The footwear brand Allbirds has made a constructive move: it will label every item produced with its carbon footprint like calories from now on, become the first to do so among all fashion brands. The brand is hoping the launch of its Carbon Footprint labeling will not only inspire carbon transparency but motivate the competition between brands so that collectively the industry’s commitment to sustainability can be achieved to some degree. The brand’s co-CEO Tim Brown said, “The good thing is that this invites competition—if there are people who see our numbers and think they could be better, that’s great. We all need to be working incredibly hard toward making products with a net-zero impact. That problem isn’t going to be solved just by Allbirds—it will be solved by sharing information and pushing each other.”
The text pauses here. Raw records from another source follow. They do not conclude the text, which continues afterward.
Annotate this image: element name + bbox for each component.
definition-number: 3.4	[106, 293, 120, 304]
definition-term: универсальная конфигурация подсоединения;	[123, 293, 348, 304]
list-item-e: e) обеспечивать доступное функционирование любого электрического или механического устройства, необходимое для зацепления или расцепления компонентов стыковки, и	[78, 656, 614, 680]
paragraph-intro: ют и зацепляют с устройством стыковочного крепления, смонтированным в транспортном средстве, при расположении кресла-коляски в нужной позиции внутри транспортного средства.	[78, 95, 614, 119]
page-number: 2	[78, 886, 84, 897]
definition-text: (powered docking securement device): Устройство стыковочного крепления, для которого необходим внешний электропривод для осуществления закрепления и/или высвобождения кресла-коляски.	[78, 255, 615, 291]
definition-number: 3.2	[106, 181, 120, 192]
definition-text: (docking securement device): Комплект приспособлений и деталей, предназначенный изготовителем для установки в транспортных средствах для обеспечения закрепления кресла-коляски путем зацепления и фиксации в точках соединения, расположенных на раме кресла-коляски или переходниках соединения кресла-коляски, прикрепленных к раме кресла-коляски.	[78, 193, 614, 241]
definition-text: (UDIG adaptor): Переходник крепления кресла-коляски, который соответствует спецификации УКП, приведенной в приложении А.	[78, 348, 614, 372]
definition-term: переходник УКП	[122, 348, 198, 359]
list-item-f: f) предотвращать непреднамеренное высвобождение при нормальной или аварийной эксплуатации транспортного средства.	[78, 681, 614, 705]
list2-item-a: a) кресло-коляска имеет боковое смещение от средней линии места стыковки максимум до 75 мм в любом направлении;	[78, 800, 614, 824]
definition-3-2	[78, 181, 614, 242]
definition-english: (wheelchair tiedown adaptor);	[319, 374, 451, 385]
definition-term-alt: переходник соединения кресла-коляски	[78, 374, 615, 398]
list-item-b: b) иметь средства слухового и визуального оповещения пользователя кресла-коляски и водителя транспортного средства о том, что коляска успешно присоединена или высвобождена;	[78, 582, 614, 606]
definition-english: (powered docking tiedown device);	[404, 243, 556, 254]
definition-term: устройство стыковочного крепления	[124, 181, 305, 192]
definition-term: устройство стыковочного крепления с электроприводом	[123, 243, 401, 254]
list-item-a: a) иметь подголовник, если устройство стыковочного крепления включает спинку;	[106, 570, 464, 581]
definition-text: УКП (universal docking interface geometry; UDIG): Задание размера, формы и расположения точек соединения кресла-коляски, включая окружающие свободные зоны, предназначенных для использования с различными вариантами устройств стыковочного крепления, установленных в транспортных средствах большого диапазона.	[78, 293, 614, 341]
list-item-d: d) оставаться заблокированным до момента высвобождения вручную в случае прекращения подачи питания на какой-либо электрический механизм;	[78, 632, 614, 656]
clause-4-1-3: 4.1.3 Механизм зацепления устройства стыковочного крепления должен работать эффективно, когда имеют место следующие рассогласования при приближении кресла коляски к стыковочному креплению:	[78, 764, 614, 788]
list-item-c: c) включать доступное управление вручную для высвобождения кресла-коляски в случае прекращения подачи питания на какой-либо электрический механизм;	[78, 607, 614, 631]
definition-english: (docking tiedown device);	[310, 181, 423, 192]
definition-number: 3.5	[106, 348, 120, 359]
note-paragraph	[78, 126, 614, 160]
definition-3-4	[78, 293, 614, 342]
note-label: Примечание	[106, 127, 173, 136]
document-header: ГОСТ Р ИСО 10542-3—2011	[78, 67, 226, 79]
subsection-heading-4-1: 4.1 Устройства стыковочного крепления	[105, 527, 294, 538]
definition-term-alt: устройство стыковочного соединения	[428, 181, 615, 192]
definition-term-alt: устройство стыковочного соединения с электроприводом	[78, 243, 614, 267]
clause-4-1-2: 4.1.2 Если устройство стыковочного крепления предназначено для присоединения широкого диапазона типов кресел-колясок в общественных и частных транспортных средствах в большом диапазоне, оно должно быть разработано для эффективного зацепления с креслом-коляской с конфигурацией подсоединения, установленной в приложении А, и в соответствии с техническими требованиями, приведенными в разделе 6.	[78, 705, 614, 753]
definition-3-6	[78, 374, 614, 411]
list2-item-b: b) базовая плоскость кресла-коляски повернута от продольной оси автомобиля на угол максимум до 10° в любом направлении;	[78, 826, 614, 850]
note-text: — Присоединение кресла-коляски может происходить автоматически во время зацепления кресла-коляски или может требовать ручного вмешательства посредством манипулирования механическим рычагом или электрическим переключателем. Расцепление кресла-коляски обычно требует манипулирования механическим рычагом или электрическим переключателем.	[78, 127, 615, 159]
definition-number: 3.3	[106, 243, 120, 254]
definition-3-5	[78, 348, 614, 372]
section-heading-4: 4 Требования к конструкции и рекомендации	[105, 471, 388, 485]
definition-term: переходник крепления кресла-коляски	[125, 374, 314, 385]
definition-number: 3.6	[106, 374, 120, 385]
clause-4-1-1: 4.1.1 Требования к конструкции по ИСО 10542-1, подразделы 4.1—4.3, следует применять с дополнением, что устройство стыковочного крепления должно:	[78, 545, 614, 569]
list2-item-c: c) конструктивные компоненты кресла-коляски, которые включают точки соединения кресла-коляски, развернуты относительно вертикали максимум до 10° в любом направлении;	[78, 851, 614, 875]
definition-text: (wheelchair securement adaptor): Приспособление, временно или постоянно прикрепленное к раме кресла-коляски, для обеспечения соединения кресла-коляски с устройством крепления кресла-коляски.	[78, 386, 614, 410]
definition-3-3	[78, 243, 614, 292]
Many designers and executives have also made the call for change: they want to slow down, and they agree that both fashion shows and productions should be reduced. While there are interrogations on whether fashion weeks should be taken out for good, the nascent Nigerian designer Kenneth Ize, expressed the necessity of fashion shows to a newcomer like him in his conversation with British Vogue, “The [fashion] show moved our sales…. Doing a show gives a comfort to the buyers and to the consumers that this product is going to stay, it’s meant to be here.”

Extinction Rebellion protests outside London Fashion Week in February targeted fast fashion. Photograph: Ollie Millington/Getty Images
People might leave behind hectic consumerist lifestyles, give up making choices based on influencers and celebrities, forsake socially constructed peer-pressure and implied dress codes that are often exercised to be socially fit in. What people will embrace is self-loving, rational thinking, growing environmental awareness, and bearing the compassion and responsibility of global citizenship. The flood of orchestrated marketing feeds and seasonal trends will be less relevant. People will ask more questions to themselves regarding the necessity and patterns of their fashion consumption.
To achieve a global fashion revolution, surely not just concerns the participants in the industry. Each one of us, as consumers, should not be enslaved to society and other’s perceptions but enjoy fashion as it is meant to stimulate confidence and bring pleasure to individuals.